India’s manufacturing activity in December expanded to the highest level in the past seven months as a rise in factory orders boosted production and employment.
Despite a strong finish to the year, the degree of optimism was at its weakest in just under three years, reflecting worries about the pace of recovery.
The IHS Markit India Manufacturing Purchasing Managers’ Index rose to 52.7 in December from 51.2 in November. The figure matched the reading for May and was the ‘joint-strongest’ in the past 10 months. The index reading was 54.3 in February last year.
A reading of over 50 on this survey-based index indicates expansion, while a lower figure signifies contraction.
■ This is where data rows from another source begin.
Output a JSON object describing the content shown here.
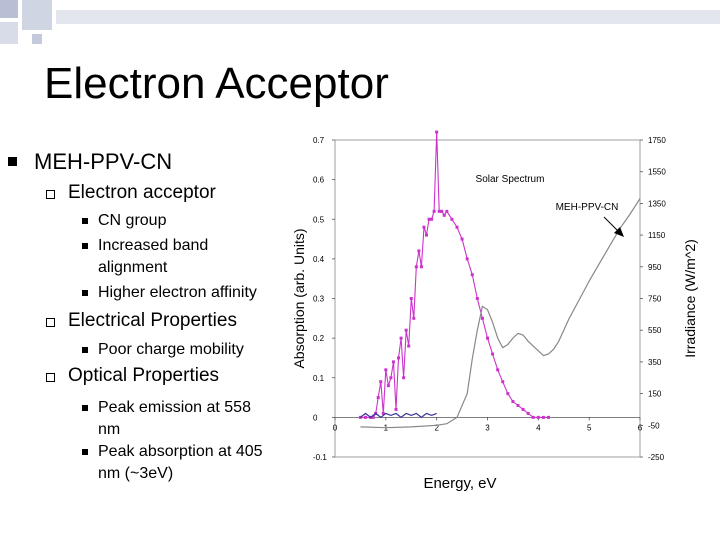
{
  "slide": {
    "title": "Electron Acceptor",
    "bullet_main": "MEH-PPV-CN",
    "sub1": "Electron acceptor",
    "sub1_items": [
      "CN group",
      "Increased band",
      "alignment",
      "Higher electron affinity"
    ],
    "sub2": "Electrical Properties",
    "sub2_items": [
      "Poor charge mobility"
    ],
    "sub3": "Optical Properties",
    "sub3_items": [
      "Peak emission at 558",
      "nm",
      "Peak absorption at 405",
      "nm (~3eV)"
    ]
  },
  "colors": {
    "solar": "#cc33cc",
    "meh": "#888888",
    "blue": "#333399",
    "deco1": "#c0c6d8",
    "deco2": "#dcdfe8"
  },
  "chart_data": {
    "type": "line",
    "xlabel": "Energy, eV",
    "ylabel": "Absorption (arb. Units)",
    "y2label": "Irradiance (W/m^2)",
    "xlim": [
      0,
      6
    ],
    "ylim": [
      -0.1,
      0.7
    ],
    "y2lim": [
      -250,
      1750
    ],
    "xticks": [
      "0",
      "1",
      "2",
      "3",
      "4",
      "5",
      "6"
    ],
    "yticks": [
      "-0.1",
      "0",
      "0.1",
      "0.2",
      "0.3",
      "0.4",
      "0.5",
      "0.6",
      "0.7"
    ],
    "y2ticks": [
      "-250",
      "-50",
      "150",
      "350",
      "550",
      "750",
      "950",
      "1150",
      "1350",
      "1550",
      "1750"
    ],
    "annotations": [
      "Solar Spectrum",
      "MEH-PPV-CN"
    ],
    "series": [
      {
        "name": "Solar Spectrum",
        "axis": "left",
        "x": [
          0.5,
          0.6,
          0.7,
          0.75,
          0.8,
          0.85,
          0.9,
          0.95,
          1.0,
          1.05,
          1.1,
          1.15,
          1.2,
          1.25,
          1.3,
          1.35,
          1.4,
          1.45,
          1.5,
          1.55,
          1.6,
          1.65,
          1.7,
          1.75,
          1.8,
          1.85,
          1.9,
          1.95,
          2.0,
          2.05,
          2.1,
          2.15,
          2.2,
          2.3,
          2.4,
          2.5,
          2.6,
          2.7,
          2.8,
          2.9,
          3.0,
          3.1,
          3.2,
          3.3,
          3.4,
          3.5,
          3.6,
          3.7,
          3.8,
          3.9,
          4.0,
          4.1,
          4.2
        ],
        "y": [
          0.0,
          0.0,
          0.0,
          0.0,
          0.01,
          0.05,
          0.09,
          0.01,
          0.12,
          0.08,
          0.1,
          0.14,
          0.02,
          0.15,
          0.2,
          0.1,
          0.22,
          0.18,
          0.3,
          0.25,
          0.38,
          0.42,
          0.38,
          0.48,
          0.46,
          0.5,
          0.5,
          0.52,
          0.72,
          0.52,
          0.52,
          0.51,
          0.52,
          0.5,
          0.48,
          0.45,
          0.4,
          0.36,
          0.3,
          0.25,
          0.2,
          0.16,
          0.12,
          0.09,
          0.06,
          0.04,
          0.03,
          0.02,
          0.01,
          0.0,
          0.0,
          0.0,
          0.0
        ]
      },
      {
        "name": "MEH-PPV-CN",
        "axis": "right",
        "x": [
          0.5,
          1.0,
          1.5,
          2.0,
          2.2,
          2.4,
          2.6,
          2.7,
          2.8,
          2.9,
          3.0,
          3.1,
          3.2,
          3.3,
          3.4,
          3.5,
          3.6,
          3.7,
          3.8,
          4.0,
          4.1,
          4.2,
          4.3,
          4.4,
          4.5,
          4.6,
          4.7,
          4.8,
          4.9,
          5.0,
          5.2,
          5.4,
          5.6,
          5.8,
          6.0
        ],
        "y": [
          -60,
          -65,
          -60,
          -50,
          -40,
          0,
          150,
          370,
          550,
          700,
          680,
          600,
          500,
          440,
          460,
          500,
          530,
          520,
          480,
          420,
          390,
          400,
          430,
          480,
          550,
          620,
          680,
          740,
          800,
          860,
          970,
          1080,
          1190,
          1280,
          1380
        ]
      },
      {
        "axis": "left",
        "x": [
          0.5,
          0.6,
          0.7,
          0.8,
          0.9,
          1.0,
          1.1,
          1.2,
          1.3,
          1.4,
          1.5,
          1.6,
          1.7,
          1.8,
          1.9,
          2.0
        ],
        "y": [
          0.0,
          0.01,
          0.0,
          0.01,
          0.0,
          0.01,
          0.005,
          0.01,
          0.0,
          0.01,
          0.005,
          0.01,
          0.0,
          0.01,
          0.005,
          0.01
        ]
      }
    ]
  }
}
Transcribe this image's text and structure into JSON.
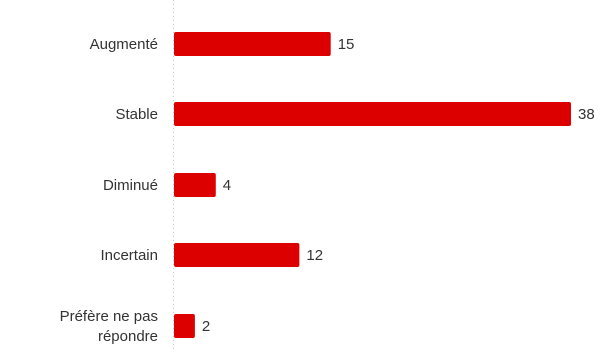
{
  "colors": {
    "bar": "#dd0000",
    "axis_line": "#cccccc",
    "label_text": "#333333"
  },
  "chart_data": {
    "type": "bar",
    "orientation": "horizontal",
    "categories": [
      "Augmenté",
      "Stable",
      "Diminué",
      "Incertain",
      "Préfère ne pas répondre"
    ],
    "category_lines": [
      [
        "Augmenté"
      ],
      [
        "Stable"
      ],
      [
        "Diminué"
      ],
      [
        "Incertain"
      ],
      [
        "Préfère ne pas",
        "répondre"
      ]
    ],
    "values": [
      15,
      38,
      4,
      12,
      2
    ],
    "data_labels": [
      "15",
      "38",
      "4",
      "12",
      "2"
    ],
    "xlim": [
      0,
      38
    ],
    "grid": false,
    "legend": "none"
  }
}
This is first set of upbeat data in many months for the Indian economy, which expanded at a six-year low of 4.5% in the July-September quarter.
However, due to a weak performance in October and November, the average reading for the third quarter was the lowest since the three months ended September 2017, the report showed. Capital goods, an indicator of investment activity, remained in contraction.
The manufacturing indicator comes before the government releases the first advance estimates of economic growth for 2019-20 on January 7. At the sub-sector level, growth was led by consumer goods, though intermediate goods also made a stronger contribution to the headline figure.
The PMI is based on a survey of purchasing executives in more than 400 companies, which are divided into eight broad categories — basic metals, chemicals & plastics, electrical & optical, food & drink, mechanical engineering, textiles & clothing, timber & paper, and transport.
The survey report showed that goods producers resumed hiring efforts in December, buoyed by strengthening underlying demand.